I swear, the big reason models are black boxes are because we _want_ them to be. There's clear anti-sentiment mentality against people doing theory and the result of this shows. I remember not too long ago Yi Tay (under @agihippo but main is @YiTayML) said "fuck theorists". I guess it's not a surprise Deep Mind recently hired him after that "get good" stuff.
Also, I'd like to point out, the author uses "we" but the paper only has one author on it. So may I suggest adding their cat as a coauthor? [0]
I disagree with the conclusions of the paper. Maybe I have some misunderstandings, and if so, please do correct me. But my reading of it, is that the experiments and evaluations are insufficient to formulate the conclusion made. I think the results even make sense with Chomsky's claim. (I'll stick to the random shuffle for clarity)
It does not appear that the evaluations are considering all possible valid outputs for the next token. Perplexity is not actually a measure of language performance, though it is wonderful that it has worked out so well so far (I suspect due to the structure in languages). The perplexity being higher is not necessarily indicative of poorer performance. I view this as analogous to sequences of coin flips (our natural language) to sequences of dice rolls (our shuffle). One naturally has more randomness than another. A model that successfully learns the former will have lower perplexity than the model that learns the latter.

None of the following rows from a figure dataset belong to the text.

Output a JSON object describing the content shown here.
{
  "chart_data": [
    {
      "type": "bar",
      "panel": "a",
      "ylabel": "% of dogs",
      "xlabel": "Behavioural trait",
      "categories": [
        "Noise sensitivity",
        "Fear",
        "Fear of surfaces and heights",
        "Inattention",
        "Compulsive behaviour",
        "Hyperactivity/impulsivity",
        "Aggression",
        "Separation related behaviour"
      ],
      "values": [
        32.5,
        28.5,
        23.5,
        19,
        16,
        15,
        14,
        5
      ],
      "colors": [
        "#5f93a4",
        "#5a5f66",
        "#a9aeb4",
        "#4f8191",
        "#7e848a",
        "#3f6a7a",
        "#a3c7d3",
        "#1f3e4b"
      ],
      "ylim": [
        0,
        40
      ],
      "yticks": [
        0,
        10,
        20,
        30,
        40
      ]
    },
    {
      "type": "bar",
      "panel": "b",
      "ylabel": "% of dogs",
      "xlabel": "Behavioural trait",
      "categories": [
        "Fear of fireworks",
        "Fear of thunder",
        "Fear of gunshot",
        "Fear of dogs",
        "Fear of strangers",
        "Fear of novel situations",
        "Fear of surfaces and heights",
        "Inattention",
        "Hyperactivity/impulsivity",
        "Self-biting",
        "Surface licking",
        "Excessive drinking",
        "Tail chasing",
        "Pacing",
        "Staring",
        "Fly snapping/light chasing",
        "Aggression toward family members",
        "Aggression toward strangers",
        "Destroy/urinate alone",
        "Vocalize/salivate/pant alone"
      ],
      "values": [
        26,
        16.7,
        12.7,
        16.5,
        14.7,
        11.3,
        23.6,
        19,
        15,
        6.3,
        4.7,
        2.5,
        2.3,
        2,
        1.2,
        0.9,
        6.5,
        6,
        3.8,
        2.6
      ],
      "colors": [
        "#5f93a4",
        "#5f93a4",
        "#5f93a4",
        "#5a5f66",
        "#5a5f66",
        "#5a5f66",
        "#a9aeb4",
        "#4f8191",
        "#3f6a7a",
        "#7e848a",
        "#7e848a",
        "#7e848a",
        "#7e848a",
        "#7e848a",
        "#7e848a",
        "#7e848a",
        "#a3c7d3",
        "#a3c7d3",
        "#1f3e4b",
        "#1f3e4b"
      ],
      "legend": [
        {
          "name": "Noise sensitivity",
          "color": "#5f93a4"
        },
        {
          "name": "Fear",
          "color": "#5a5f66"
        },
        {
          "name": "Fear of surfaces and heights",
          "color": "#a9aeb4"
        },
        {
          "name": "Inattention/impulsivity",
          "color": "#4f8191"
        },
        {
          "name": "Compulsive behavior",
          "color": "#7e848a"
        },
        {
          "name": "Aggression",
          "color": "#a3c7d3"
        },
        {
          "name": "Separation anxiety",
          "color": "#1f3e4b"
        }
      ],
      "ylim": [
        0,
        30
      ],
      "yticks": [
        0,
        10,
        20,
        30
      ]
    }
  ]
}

To properly evaluate we need to consider if the model is able to produce valid sentences, and consistently. With our coin and dice analogy let's assume we have a sequence of 3 events. Our model conditions on a single flip of heads and we can estimate likelihoods for the sequences HHH, HHT, HTH, HTT, THH, THT, TTH, TTT. Our successful model will tell us that the last 4 are not possible, but that the others are equally likely. Now if we compare to a dice roll, conditioned on a roll of a 1, then the model is not invalid for suggesting higher entropy. That is exactly what we want our model to do. There are just more _valid_ answers. In the same way if we're predicting (conditionally) next token, then we should expect a higher perplexity in the "more impossible" languages, but that does not tell us the success of learning the language (I would also expect these models to take longer to converge due to this, just as with coins and dice. I'll leave "learn just as well" to Chomsky, as this is ambiguous).
Entropy isn't enough. Our metric needs to be based on the mass distribution. To compare against one another, we'd have to normalize the values to their distributions. A direct comparison to one another will always lead to the random shuffle model having higher perplexity (just as with coins and dice), so it is an unfair comparison. Without the normalization we'd expect to find exactly what is shown in Figure 2.
As I understand the writing and the code, you do not compare against all valid tokens, but rather the fixed ones. I'm just seeing the perplexities counted in the usual way (I see loop over batch, but not for valid permutations). I see the line in the text
> dataset shuffling during training.
So I assume that this means the dataloader is shuffling the selected sentences? I don't see this in the code but I'm happy to trust you if you say yes. But the code makes me think this was generated beforehand (I'm having dependency issues so can't verify). But if you are generating the perturbations beforehand, then I think the results are irrelevant because you haven't been implicitly teaching the model that ordering doesn't matter. The fact that results get worse for the models without positional encoding is suggestive of concern here. If position does not matter, why does the positional information increase the model's ability to learn? It should be irrelevant to a non-deterministic shuffled language. I am also suspect since the "no shuffle" model appears to have identical learning capabilities w.r.t Fig 2 and 6. (I'm also seeing a lot of reference to error bars but it isn't clear to me what the variance is. Is the bar smaller than the markers? Scaling could really help here as well as placing horizontal bars at the bounds given the visualization of the markers in the legends).As for limitations, I am also suspect there's a bias introduced due to tokenization. Since the tokenization embedding is generated from the expected ordering. I think this adds additional complexity that could be reduced, but not eliminated, by shuffling words instead of tokens. Not eliminated because tokens are only dependent on single words, but the sentences themselves. Word pairs and sequences matter.
Fwiw, I don't agree with Chomsky. Clearly LLMs are extracting structure in language and I think it is obtuse to claim that a system designed for pattern matching won't identify these patterns. One doesn't need reasoning or abstraction to converge to this, one simply needs sufficient sampling and for structure to exist. Clearly structure exists in the language, so we should expect a sufficient pattern matcher to be able to extract these patterns.
Chomsky has never said that LLMs can't extract patterns from language. His point is that humans have trouble processing certain language patterns while LLMs don't, which means that LLMs work differently and therefore can't shed any light on humans.